Custom Operators

Dear Computer

Chapter 6: Expressions

Custom Operators

When Bjarne Stroustrup was designing C++, he aimed for type parity, the notion that the types users invent must have the same power and syntactic form as the types built in to the language. If builtin types may be acted upon by all manner of operators like + and [], then so must user-defined types. To define an operator's behavior for one of our own types, we write a method. This practice is operator overloading.

This C++ program demonstrates how the ++ and unary * operators may be overloaded for a class that represents an index that wraps around when it reaches some maximum value:

C++
class CircularIndex {
  public:
    CircularIndex(int period) :
      period(period),
      x(0) {
    }

    CircularIndex& operator++() {
      x = (x + 1) % period;
      return *this;
    }

    int operator*() {
      return x;
    }

  private:
    int period;
    int x;
};

int main() {
  CircularIndex i(3);
  for (int j = 0; j < 8; ++j) {
    std::cout << *i << " ";       // prints 0 1 2 0 1 2 0 1
    ++i;
  }
  return 0;
}

The main function shows how operators are applied to a CircularIndex instance just as they would be applied to a pointer or int. C++ allows programmers to overload almost of all of its builtin operators. It does not allow new operators to be defined, so we can't add methods for ** or ~> or $@!#.

The advantages of operator overloading are felt most in mathematics, the natural sciences, and other disciplines that make heavy use of compact notation. When operators are overloaded, code uses the same symbolic vocabulary that is found in proofs and scientific literature.

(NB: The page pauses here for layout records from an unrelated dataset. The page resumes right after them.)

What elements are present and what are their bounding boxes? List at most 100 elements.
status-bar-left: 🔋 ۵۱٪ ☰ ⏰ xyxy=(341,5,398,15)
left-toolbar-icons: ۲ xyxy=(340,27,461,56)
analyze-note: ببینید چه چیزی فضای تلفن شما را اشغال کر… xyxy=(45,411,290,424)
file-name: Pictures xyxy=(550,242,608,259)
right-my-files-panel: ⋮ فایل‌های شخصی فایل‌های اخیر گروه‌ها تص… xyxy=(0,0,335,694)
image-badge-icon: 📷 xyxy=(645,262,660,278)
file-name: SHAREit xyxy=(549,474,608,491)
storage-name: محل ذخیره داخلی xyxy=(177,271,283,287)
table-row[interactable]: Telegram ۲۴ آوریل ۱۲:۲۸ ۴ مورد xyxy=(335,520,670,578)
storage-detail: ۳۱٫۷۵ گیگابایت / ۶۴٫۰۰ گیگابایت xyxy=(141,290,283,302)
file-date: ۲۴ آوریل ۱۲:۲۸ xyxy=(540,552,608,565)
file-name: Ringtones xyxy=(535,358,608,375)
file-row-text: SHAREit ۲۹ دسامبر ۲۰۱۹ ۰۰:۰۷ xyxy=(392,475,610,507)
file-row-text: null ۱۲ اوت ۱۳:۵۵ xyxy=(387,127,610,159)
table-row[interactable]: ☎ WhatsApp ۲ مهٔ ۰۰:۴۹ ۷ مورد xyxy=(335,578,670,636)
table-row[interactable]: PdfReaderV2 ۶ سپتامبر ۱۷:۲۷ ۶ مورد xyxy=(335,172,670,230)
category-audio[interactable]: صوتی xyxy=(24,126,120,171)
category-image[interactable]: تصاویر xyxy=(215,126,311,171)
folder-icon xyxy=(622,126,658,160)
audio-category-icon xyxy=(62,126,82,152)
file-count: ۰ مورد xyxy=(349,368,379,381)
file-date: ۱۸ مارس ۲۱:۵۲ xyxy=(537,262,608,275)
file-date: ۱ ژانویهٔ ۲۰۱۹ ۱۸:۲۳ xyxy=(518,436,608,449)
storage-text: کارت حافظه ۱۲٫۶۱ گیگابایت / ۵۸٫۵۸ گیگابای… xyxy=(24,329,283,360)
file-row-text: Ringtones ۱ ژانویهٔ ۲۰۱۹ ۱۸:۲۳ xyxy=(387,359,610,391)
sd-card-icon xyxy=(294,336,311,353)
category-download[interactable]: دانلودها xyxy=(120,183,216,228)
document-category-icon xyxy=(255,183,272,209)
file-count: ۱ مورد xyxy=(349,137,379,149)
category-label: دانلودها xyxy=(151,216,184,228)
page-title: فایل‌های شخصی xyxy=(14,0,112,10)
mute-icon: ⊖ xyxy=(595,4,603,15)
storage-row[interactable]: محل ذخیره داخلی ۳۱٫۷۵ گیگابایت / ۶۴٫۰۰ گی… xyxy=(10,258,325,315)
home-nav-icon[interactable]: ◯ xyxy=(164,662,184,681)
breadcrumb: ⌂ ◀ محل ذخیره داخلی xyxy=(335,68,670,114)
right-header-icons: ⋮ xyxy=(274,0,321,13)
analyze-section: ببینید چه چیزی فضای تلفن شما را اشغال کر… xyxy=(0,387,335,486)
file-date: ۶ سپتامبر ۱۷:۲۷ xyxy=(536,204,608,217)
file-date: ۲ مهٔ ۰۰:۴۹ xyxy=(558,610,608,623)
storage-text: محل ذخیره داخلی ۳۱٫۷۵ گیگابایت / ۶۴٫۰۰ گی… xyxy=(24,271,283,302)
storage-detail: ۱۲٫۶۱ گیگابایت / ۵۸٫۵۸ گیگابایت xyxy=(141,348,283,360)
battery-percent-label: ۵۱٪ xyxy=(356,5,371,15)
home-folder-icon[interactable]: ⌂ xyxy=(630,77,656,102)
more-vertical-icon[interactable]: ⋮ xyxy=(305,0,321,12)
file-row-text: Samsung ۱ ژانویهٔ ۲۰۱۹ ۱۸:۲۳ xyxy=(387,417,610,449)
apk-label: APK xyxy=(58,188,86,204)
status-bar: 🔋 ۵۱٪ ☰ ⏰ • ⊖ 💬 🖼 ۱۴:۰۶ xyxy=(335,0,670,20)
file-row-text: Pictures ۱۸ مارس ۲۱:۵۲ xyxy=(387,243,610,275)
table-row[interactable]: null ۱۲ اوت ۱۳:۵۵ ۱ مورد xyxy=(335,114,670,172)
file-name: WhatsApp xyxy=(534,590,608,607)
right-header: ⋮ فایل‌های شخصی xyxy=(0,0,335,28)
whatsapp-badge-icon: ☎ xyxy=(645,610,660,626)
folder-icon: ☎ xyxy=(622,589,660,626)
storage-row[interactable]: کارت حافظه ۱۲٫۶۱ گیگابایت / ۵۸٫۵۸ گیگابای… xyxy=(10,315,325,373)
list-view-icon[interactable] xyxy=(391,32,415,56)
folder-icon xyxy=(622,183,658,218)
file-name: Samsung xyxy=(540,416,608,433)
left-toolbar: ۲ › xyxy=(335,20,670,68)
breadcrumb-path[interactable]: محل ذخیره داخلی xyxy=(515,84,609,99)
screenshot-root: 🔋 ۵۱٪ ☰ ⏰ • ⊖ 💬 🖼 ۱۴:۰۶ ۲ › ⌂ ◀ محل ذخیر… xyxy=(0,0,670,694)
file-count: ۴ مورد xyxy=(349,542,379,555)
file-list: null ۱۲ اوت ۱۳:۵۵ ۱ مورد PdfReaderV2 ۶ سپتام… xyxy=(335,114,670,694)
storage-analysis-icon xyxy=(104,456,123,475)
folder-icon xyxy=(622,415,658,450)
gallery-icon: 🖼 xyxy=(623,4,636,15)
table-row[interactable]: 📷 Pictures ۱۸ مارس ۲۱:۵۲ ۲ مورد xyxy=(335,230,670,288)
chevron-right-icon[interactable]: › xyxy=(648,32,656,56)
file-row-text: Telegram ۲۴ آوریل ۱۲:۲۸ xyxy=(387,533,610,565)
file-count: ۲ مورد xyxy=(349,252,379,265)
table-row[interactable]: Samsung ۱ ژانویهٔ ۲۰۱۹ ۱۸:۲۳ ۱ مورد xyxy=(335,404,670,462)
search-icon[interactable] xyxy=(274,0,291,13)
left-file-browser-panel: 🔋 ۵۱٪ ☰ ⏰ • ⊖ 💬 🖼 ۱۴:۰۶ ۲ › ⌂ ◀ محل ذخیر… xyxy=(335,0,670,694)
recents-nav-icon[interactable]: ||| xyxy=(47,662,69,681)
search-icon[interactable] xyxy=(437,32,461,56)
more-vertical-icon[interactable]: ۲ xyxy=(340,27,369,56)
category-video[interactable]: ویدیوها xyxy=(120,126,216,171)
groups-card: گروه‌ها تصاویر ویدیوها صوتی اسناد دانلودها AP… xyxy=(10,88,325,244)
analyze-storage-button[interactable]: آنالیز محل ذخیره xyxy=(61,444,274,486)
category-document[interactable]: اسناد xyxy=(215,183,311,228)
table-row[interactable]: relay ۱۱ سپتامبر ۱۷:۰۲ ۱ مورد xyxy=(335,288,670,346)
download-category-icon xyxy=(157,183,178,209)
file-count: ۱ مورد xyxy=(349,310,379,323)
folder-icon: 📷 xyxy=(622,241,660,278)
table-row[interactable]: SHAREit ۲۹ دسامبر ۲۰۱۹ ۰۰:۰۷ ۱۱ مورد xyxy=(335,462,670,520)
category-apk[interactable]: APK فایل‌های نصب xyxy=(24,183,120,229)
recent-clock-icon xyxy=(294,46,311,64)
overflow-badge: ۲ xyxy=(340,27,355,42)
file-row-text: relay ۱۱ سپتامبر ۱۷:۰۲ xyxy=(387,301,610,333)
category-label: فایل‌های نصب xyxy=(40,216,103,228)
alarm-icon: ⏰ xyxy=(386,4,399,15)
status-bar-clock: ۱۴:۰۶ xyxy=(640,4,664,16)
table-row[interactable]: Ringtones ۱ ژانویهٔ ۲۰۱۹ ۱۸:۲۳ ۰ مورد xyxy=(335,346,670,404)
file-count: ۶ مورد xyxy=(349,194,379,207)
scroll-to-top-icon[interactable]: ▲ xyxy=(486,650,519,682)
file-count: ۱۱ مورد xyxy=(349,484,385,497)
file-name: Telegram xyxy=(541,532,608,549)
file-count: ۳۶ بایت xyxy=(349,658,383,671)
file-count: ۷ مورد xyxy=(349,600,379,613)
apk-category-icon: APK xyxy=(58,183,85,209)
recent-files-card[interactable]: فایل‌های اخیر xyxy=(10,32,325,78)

Not every language designer agrees that type parity is a noble goal. Java provides no option to overload operators, and its designer James Gosling reflected on his decision to not implement features like it in an interview:

I had this personal rule that by and large I didn't put anything in just because I thought it was cool. Because I had a user community the whole time, I'd wait until several people ganged up on me before I'd stick anything in. If somebody said, “Oh, wouldn't that be cool,” by and large I ignored them until two or three people came up to me and said “Java ought to do this.” Then I'd start going, well, maybe people will actually use it.

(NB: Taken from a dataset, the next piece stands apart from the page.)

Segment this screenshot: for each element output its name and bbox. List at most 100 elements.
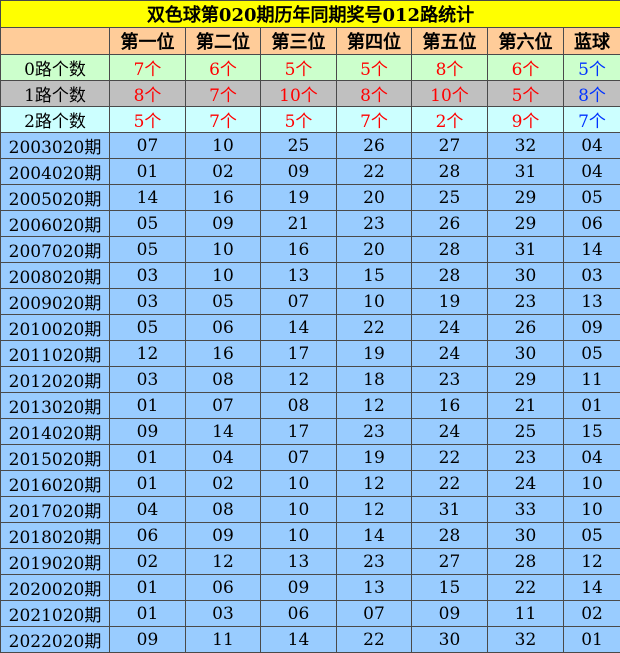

There's this principle about moving, when you move from one apartment to another apartment. An interesting experiment is to pack up your apartment and put everything in boxes, then move into the next apartment and not unpack anything until you need it. So you're making your first meal, and you're pulling something out of a box. Then after a month or so you've used that to pretty much figure out what things in your life you actually need, and then you take the rest of the stuff—forget how much you like it or how cool it is—and you just throw it away. It's amazing how that simplifies your life, and you can use that principle in all kinds of design issues: not do things just because they're cool or just because they're interesting.

Some developers claim that operator overloading makes code too unpredictable. There's no way to enforce an operator to behave in the same way as it does for other types. We could make + perform a subtraction, for example.

Ruby supports type parity. Most of its operators can be overloaded in user-defined classes. Additionally, operators can be monkey patched into builtin classes to override or add to their behavior. This Ruby script adds the subscript operator [] to the Integer class so that clients can extract a designated bit from its binary representation:

Ruby
class Integer
  def [](place)
    # Shift bit into ones-place and mask.
    (self >> place) & 1
  end
end

# prints 0101
print 5[3]
print 5[2]
print 5[1]
print 5[0]

Normally we can't subscript into integers.

Haskell goes a step further than C++ and Ruby by allowing programmers to define brand new operators that don't look anything like the builtin ones. This Haskell program defines the # operator to behave just like the subscript operator in the Ruby program above:

Haskell
import Data.Bits

(#) :: Int -> Int -> Int
(#) x place = (shiftR x place) .&. 1

infixl 9 #

bits = [5 # 3, 5 # 2, 5 # 1, 5 # 0]    -- [0, 1, 0, 1]

Recall that operators in Haskell are functions, and the operator is defined just like a function, with parameters and an expression that yields a return value. The only difference is that the symbol must be parenthesized. The custom operator's associativity and precedence are set with a family of infix commands. The command infixl makes the operator left-associative, and infixr makes the operator right-associative. The command infix makes the operator non-associative, which means explicit parentheses must be inserted to break any precedence ties. The first parameter to the infix* commands is the precedence level, which must be in [0, 9].